Again we see a prophecy about the death of “the Shepherd” and no age of grace inserted between that and the Jews being scattered and God “turning His hand” against the children of Israel in His wrath.  This lines up with Psalm 2, Isaiah 61 and Daniel 9, which all depict the day of the Lord”.  And remember that Peter, by Holy Spirit inspiration, in Acts 2 quotes from Joel 2 pertaining to the “day of the Lord”, which is the tribulation and kingdom age.  This is what Peter, after meeting with Jesus for 40 days and studying under Him (Luke 24:44-45), proclaimed was next on the scene of history, not the age of grace and peace which God proclaims to us through Paul.

Luke 13

And He began telling this parable:  “A man had a fig tree which had been planted in his vineyard; and he came looking for fruit on it and did not find any.  And he said to the vineyard-keeper, ‘Behold, for three years I have come looking for fruit on this fig tree [d]without finding any. Cut it down! Why does it even use up the ground?’  And he answered and said to him, ‘Let it alone, sir, for this year too, until I dig around it and put in fertilizer; and if it bears fruit next year, fine; but if not, cut it down.”

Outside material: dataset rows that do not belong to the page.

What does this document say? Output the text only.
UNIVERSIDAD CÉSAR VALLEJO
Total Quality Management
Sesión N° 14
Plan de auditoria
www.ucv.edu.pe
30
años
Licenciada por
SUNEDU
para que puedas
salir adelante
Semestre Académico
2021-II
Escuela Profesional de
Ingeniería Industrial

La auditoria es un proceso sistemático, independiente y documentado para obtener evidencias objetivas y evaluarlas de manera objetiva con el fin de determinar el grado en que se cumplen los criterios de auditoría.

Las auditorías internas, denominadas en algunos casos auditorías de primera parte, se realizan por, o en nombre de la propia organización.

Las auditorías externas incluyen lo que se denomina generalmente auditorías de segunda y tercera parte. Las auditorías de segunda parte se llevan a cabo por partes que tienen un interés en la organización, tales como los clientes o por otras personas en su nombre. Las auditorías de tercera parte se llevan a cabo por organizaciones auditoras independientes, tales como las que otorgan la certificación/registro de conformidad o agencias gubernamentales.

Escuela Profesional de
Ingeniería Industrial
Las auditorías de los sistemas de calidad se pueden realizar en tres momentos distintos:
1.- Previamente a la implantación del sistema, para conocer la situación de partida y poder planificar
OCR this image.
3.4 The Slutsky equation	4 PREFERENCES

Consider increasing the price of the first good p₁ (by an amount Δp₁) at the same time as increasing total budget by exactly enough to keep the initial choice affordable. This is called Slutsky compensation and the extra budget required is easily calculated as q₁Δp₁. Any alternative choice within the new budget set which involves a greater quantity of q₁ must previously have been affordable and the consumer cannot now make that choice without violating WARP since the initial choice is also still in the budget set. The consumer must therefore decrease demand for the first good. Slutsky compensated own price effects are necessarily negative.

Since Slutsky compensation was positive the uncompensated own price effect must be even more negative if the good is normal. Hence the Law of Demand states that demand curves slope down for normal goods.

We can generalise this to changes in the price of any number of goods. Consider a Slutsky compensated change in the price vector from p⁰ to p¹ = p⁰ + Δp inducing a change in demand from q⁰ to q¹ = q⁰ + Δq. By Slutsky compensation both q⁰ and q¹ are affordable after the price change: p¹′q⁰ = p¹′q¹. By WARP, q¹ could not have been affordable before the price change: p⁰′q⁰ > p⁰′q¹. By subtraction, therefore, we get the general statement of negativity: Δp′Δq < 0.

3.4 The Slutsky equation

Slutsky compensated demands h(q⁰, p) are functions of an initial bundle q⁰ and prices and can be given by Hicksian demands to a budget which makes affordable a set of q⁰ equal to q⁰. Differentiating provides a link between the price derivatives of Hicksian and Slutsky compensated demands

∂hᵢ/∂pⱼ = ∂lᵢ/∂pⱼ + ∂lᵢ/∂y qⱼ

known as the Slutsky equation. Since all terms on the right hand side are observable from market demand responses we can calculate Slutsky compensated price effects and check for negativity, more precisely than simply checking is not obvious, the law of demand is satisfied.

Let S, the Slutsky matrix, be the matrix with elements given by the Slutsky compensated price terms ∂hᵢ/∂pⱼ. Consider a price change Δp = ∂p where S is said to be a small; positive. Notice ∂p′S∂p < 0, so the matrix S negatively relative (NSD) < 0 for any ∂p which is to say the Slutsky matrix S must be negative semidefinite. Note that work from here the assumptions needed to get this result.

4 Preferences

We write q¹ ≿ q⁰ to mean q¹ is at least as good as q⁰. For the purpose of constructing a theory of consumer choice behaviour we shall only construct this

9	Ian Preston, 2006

This parable told by the Lord Himself sure leaves no room for confusion.  A parable is not a fairy tale or a fable; but a word picture that describes a real event.  We see the reference to Christ planting Israel, the “fig tree”, on the earth.  He comes to earth looking for fruit for three years, an obvious referral to His earthly ministry in which He came “only to the lost sheep of the House of Israel”.  After three years of rejection culminating in the crucifixion of their Messiah, the threat of cutting that generation off from their long awaited kingdom blessings is made with the request, “Cut it down! Why does it even use up the ground?”  But, the Father extends to Israel “this year too” for them to repent and accept Jesus of Nazareth as their Messiah.  This one more year is in addition to the three year ministry of Christ portrayed for us in Matthew, Mark, Luke and John.  Well, anyone who knows Scripture will understand that the account of Pentecost mentioned in Acts 2 happened only 50 days after the feast of First Fruits, which is when Christ rose from the dead.  This is well within the “this year too” of God’s extended ministry “only to the lost sheep of the House of Israel”.  Pentecost can’t possibly be the beginning of the Body of Christ, as God is still dealing with Israel alone.

Revelation 19:11 says that when Christ comes back, He “judges and makes war”.  This is what was starting in Acts 2 (Joel 2).  Had Israel repented of killing their Christ and accepted Jesus as their Messiah, the tribulation would’ve occurred, and then they would’ve had their kingdom.  Acts 2 was the continuation of God’s ministry to Israel and was not the beginning of the Body of Christ (a term only found in Paul’s letters, not in any other book of the Bible), but God, in His rich mercy, stopped the prophetic program and now, through the ministry of the Apostle Paul, offers us reconciliation by His grace and peace.  That’s why Paul begins every letter this way.  Judgment and war should’ve followed the crucifixion, but God revealed “the mystery” of God’s grace to Paul for us instead.

This is why Galatians 2:8 shows the separation of the twelve’s apostleship to Israel from Paul’s apostleship to the Body of Christ.  The twelve were to attempt to turn Israel from their unbelief and to repent of killing their Christ, so that they could have their kingdom blessings on earth (Acts 3:19-20), while Paul was given “the mystery” to the Body of Christ, whose citizenship and blessings are in heaven.

The word of God says what it says.  Let’s not try to assume things that aren’t there due to tradition or our own theories.

When we understand the difference between “mystery” and “prophecy”, the Bible makes so much more sense and contradictions disappear.  If we think that it is all the same, then nothing but confusion reigns.


Article written by Paul D. Pedro

Oakdale, Minnesota

Emphasis, highlighting and underlining added by author.